Optimized Serving Systems

For production LLM serving, specialized inference engines provide 3-10x higher throughput than raw PyTorch. Two techniques are foundational: PagedAttention (Kwon et al., 2023), which manages the KV-cache like OS virtual memory, and FlashAttention (Dao et al., 2022), a fused, IO-aware attention kernel.


from vllm import LLM, SamplingParams

llm = LLM(
    model="meta-llama/Llama-2-7b-hf",
    tensor_parallel_size=2,        # Split across 2 GPUs
    quantization="awq",            # Use quantized model
    max_model_len=4096,
    gpu_memory_utilization=0.90,   # Use 90% of GPU memory for KV-cache
)

outputs = llm.generate(
    ["Tell me about ML", "What is CUDA?"],
    SamplingParams(temperature=0.8, top_p=0.95, max_tokens=256),
)

Technique	What It Does	Why It Helps	Used By
PagedAttention	Manages KV-cache in non-contiguous pages (like OS virtual memory)	Eliminates memory fragmentation; ~2x more sequences fit	vLLM
Continuous batching	New requests join the running batch immediately	No waiting for batch to finish; higher GPU utilization	vLLM, TRT-LLM
Prefix caching	Share KV-cache across requests with identical prefixes	System prompts computed once, reused for all requests	vLLM, SGLang
FlashAttention	Fused attention kernel, tiled for SRAM	2-4x faster attention, O(1) extra memory	All modern engines
FlashDecoding	Parallel KV-cache reduction across heads	Faster decode with long contexts	TRT-LLM
CUDA Graphs	Capture and replay kernel launch sequences	Eliminates CPU launch overhead per token	TRT-LLM, vLLM
Weight-only quantization	4-bit weights with FP16 compute	3-4x less memory, higher batch size	All engines

**Choosing a serving engine.** For most LLM serving needs: - **vLLM**: Best default choice. Excellent throughput, active development, easy API, broad model support. - **TensorRT-LLM**: Maximum single-request latency optimization, requires NVIDIA compilation step, less flexible. - **SGLang**: Best for structured generation (JSON, regex constraints), RadixAttention for shared prefixes. - **llama.cpp**: Best for CPU inference and edge deployment, quantization-focused.

Always benchmark on your specific workload: optimal throughput depends on request length distribution, batch size, and hardware.

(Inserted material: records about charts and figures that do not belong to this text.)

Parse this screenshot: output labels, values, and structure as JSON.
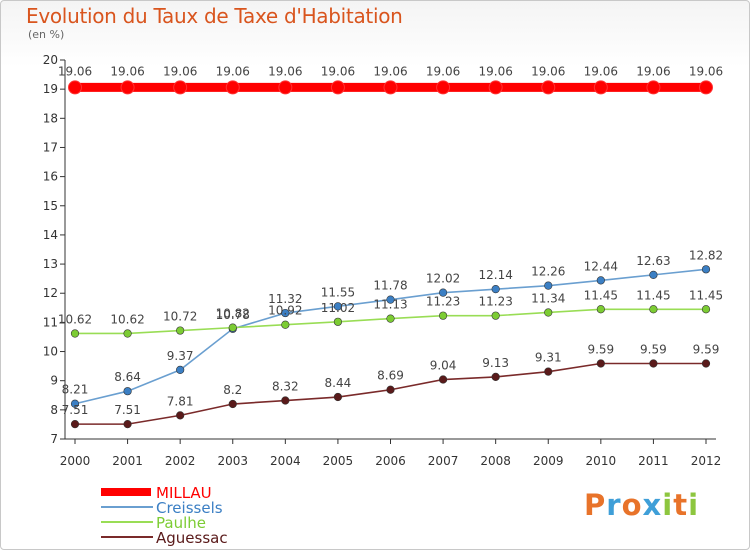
{
  "title": "Evolution du Taux de Taxe d'Habitation",
  "subtitle": "(en %)",
  "logo": {
    "text": [
      "P",
      "r",
      "o",
      "x",
      "i",
      "t",
      "i"
    ],
    "colors": [
      "#e8732a",
      "#3f9fd8",
      "#e8732a",
      "#3f9fd8",
      "#8dc63f",
      "#e8732a",
      "#8dc63f"
    ]
  },
  "chart_data": {
    "type": "line",
    "title": "Evolution du Taux de Taxe d'Habitation",
    "ylabel": "(en %)",
    "xlabel": "",
    "ylim": [
      7,
      20
    ],
    "yticks": [
      "7",
      "8",
      "9",
      "10",
      "11",
      "12",
      "13",
      "14",
      "15",
      "16",
      "17",
      "18",
      "19",
      "20"
    ],
    "categories": [
      "2000",
      "2001",
      "2002",
      "2003",
      "2004",
      "2005",
      "2006",
      "2007",
      "2008",
      "2009",
      "2010",
      "2011",
      "2012"
    ],
    "series": [
      {
        "name": "MILLAU",
        "color": "#ff0000",
        "point_color": "#ff0000",
        "values": [
          19.06,
          19.06,
          19.06,
          19.06,
          19.06,
          19.06,
          19.06,
          19.06,
          19.06,
          19.06,
          19.06,
          19.06,
          19.06
        ],
        "labels": [
          "19.06",
          "19.06",
          "19.06",
          "19.06",
          "19.06",
          "19.06",
          "19.06",
          "19.06",
          "19.06",
          "19.06",
          "19.06",
          "19.06",
          "19.06"
        ]
      },
      {
        "name": "Creissels",
        "color": "#6a9fd0",
        "point_color": "#3b7fc4",
        "values": [
          8.21,
          8.64,
          9.37,
          10.78,
          11.32,
          11.55,
          11.78,
          12.02,
          12.14,
          12.26,
          12.44,
          12.63,
          12.82
        ],
        "labels": [
          "8.21",
          "8.64",
          "9.37",
          "10.78",
          "11.32",
          "11.55",
          "11.78",
          "12.02",
          "12.14",
          "12.26",
          "12.44",
          "12.63",
          "12.82"
        ]
      },
      {
        "name": "Paulhe",
        "color": "#99dd55",
        "point_color": "#7ccc33",
        "values": [
          10.62,
          10.62,
          10.72,
          10.82,
          10.92,
          11.02,
          11.13,
          11.23,
          11.23,
          11.34,
          11.45,
          11.45,
          11.45
        ],
        "labels": [
          "10.62",
          "10.62",
          "10.72",
          "10.82",
          "10.92",
          "11.02",
          "11.13",
          "11.23",
          "11.23",
          "11.34",
          "11.45",
          "11.45",
          "11.45"
        ]
      },
      {
        "name": "Aguessac",
        "color": "#7a2a2a",
        "point_color": "#5a1a1a",
        "values": [
          7.51,
          7.51,
          7.81,
          8.2,
          8.32,
          8.44,
          8.69,
          9.04,
          9.13,
          9.31,
          9.59,
          9.59,
          9.59
        ],
        "labels": [
          "7.51",
          "7.51",
          "7.81",
          "8.2",
          "8.32",
          "8.44",
          "8.69",
          "9.04",
          "9.13",
          "9.31",
          "9.59",
          "9.59",
          "9.59"
        ]
      }
    ],
    "legend_position": "bottom-left"
  }
}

**Continuous batching vs static batching.** Static batching waits until a fixed batch of requests is assembled, processes them all to completion, and then starts the next batch. If one request in the batch generates 500 tokens and another generates 10, the GPU sits idle after the short request finishes. Continuous batching (also called iteration-level batching) solves this:

Static batching:
  Batch 1: [req A (500 tok), req B (10 tok)] → GPU idle after B finishes at step 10
            Steps 11-500: only req A is running, GPU underutilized

Continuous batching:
  Step 1-10:   [req A, req B] both running
  Step 11:     req B finishes → req C joins immediately
  Step 11-100: [req A, req C] both running
  Step 101:    req C finishes → req D joins
  ...
  GPU always has a full batch; no idle slots

The result: 2-5x higher throughput under real-world request distributions where output lengths vary significantly. All modern serving engines (vLLM, TRT-LLM, SGLang) implement continuous batching.